The concentration of medroxyprogesterone acetate (MPA) in plasma samples taken 24 h after intramuscular or oral administration of 100 mg daily doses of the drug to patients with endometrial adenocarcinoma was measured by radioimmunoassay. In general, a plasma level of about 4 ng/ml was found 24 h after the dose, independent of the route of drug administration. However, in three of the patients to whom intramuscular MPA was given, considerably higher values were found. A maximal plasma level was achieved three hours after ingestion of 100 mg MPA. This was followed by a rapid decline to 20-25% of the peak value after about 12 h. A rather small day-to-day intraindividual variation was found in daily blood samples taken just before administration of the next dose. However, considerable differences were found between individuals and it is concluded that this variation in plasma levels may be reflected in the clinical efficacy of the treatment. Thus further studies in which plasma values and clinical effectiveness are correlated seem to be indicated.

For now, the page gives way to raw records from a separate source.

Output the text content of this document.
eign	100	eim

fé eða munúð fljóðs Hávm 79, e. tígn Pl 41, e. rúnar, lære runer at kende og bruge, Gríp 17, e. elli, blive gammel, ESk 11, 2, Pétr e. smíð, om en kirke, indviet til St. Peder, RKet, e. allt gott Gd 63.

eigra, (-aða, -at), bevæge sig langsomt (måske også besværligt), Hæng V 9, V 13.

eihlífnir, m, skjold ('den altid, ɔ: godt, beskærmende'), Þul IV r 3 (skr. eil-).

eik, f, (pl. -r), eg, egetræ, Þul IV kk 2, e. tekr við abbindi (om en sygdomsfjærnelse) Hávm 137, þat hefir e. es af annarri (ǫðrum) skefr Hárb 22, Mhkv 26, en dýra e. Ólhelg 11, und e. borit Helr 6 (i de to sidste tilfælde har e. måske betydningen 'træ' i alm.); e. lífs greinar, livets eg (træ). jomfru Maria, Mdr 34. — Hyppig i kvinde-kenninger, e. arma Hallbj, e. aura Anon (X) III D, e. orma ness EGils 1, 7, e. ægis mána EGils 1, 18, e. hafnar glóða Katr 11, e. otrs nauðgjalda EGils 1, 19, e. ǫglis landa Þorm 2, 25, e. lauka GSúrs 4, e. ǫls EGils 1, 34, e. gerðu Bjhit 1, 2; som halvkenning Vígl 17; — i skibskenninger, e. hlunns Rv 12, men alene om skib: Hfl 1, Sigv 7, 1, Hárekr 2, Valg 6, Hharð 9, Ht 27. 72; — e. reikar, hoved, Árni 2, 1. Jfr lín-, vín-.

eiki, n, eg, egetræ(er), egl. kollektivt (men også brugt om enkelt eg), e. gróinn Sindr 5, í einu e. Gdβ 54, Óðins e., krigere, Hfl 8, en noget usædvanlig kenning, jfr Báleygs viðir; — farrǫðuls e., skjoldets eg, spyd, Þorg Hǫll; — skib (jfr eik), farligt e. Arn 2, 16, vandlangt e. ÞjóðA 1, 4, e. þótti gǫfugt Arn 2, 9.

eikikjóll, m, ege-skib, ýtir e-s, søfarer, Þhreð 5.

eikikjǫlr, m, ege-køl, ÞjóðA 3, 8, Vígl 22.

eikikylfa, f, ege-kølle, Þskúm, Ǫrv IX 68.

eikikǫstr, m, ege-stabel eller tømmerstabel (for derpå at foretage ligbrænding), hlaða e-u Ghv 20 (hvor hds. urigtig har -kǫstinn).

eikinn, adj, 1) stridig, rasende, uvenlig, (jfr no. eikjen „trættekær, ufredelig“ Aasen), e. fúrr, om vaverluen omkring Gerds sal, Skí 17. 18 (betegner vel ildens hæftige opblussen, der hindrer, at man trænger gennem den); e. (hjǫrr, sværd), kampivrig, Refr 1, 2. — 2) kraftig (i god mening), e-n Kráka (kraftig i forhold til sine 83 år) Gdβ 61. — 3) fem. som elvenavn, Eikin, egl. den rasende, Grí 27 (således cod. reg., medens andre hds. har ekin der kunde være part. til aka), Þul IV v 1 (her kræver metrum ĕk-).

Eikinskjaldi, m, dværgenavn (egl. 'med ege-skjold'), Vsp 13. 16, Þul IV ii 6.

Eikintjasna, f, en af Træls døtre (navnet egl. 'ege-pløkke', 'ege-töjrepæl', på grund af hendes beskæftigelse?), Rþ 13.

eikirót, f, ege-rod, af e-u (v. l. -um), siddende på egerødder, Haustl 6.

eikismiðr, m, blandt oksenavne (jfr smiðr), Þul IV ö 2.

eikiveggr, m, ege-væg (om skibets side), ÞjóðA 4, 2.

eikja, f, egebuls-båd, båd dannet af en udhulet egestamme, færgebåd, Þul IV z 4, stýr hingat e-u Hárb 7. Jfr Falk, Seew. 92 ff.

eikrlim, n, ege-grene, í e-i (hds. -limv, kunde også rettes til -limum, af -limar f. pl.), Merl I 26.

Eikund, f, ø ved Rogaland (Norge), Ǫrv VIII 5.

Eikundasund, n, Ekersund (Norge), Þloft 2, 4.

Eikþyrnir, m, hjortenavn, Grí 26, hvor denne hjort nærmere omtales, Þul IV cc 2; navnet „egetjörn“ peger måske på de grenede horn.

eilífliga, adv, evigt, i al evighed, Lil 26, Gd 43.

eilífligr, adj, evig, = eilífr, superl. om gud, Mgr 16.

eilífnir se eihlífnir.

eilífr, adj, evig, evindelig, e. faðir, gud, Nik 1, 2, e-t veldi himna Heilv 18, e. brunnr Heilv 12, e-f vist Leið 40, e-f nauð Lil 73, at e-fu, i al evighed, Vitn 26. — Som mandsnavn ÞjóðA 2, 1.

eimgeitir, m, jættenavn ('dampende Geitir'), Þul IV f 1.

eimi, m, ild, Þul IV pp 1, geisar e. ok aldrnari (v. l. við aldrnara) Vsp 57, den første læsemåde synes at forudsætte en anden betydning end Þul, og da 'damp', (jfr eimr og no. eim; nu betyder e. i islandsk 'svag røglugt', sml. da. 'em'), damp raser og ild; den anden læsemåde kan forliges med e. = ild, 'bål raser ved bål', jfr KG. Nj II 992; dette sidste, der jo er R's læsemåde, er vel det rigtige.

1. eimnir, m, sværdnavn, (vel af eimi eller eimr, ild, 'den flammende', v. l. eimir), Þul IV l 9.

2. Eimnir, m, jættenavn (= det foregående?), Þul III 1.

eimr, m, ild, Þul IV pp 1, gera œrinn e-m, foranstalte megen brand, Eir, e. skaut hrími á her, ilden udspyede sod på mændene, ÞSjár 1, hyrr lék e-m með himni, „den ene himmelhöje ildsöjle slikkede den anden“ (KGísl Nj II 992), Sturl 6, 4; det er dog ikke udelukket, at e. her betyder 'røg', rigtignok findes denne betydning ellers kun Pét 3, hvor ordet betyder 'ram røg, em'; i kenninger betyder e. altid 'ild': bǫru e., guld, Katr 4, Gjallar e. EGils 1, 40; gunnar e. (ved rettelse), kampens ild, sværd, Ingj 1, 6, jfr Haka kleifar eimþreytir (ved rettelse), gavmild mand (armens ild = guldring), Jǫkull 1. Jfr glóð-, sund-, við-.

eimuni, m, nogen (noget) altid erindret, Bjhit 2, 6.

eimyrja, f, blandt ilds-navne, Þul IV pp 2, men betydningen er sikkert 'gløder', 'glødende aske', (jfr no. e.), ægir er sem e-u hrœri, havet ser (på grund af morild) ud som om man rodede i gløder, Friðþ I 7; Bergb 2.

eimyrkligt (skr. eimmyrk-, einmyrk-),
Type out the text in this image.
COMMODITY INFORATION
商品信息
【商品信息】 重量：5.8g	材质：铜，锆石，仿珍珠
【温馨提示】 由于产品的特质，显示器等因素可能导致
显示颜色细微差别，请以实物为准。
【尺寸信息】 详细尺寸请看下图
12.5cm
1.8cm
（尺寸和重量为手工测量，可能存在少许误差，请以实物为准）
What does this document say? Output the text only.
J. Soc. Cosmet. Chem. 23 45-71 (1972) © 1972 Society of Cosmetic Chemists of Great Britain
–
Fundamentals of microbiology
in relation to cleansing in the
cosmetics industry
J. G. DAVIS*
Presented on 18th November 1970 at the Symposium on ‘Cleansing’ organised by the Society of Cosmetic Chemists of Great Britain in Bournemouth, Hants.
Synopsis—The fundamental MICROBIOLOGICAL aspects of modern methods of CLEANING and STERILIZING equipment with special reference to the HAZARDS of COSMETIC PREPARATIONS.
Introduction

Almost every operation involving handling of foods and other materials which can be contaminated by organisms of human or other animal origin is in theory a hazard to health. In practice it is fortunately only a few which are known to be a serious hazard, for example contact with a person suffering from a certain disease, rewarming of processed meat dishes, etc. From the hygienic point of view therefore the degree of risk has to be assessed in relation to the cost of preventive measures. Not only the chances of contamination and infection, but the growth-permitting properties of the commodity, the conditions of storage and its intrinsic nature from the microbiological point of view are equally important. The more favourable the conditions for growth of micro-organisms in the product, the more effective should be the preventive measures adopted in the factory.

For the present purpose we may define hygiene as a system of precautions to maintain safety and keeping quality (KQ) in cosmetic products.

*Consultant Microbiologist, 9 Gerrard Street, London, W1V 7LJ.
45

Past studies have shown that patients with recurrent or advanced endometrial carcinoma respond favorably to treatment with progestin. Theories relate the success of the treatment to the concentration of progestin in the blood supplied to cancerous tissues. A study was undertaken to measure the plasma level of the steroid in patients with endometrial adenocarcinoma. Medroxyprogesterone Acetate (MPA) was administered to two groups of patients. One group received a single 100mg dose of MPA intramuscularly every day. The other group was subdivided and individuals received from 100 to 300mg of MPA orally everyday for a month. Plasma levels of MPA were measured daily twenty-four hours after the last dose. Radioimmunoassay techniques were used to measure MPA levels. Plasma levels of patients receiving 100 mg either orally or intramuscularly were the same. Patients who received the 200 mg and 300 mg dosage of MPA orally exhibited higher mean plasma values. Examination of cancerous tissues removed by surgery near the time of plasma MPA evaluation showed marked effects of the therapy. Two of the four patients who had the surgery had received the higher 200mg and 300mg dosage. Based on the results of this investigation, further studies on the effectiveness of treatment for recurrent or advanced endometrial adenocarcinoma should include a phase to monitor MPA plasma levels.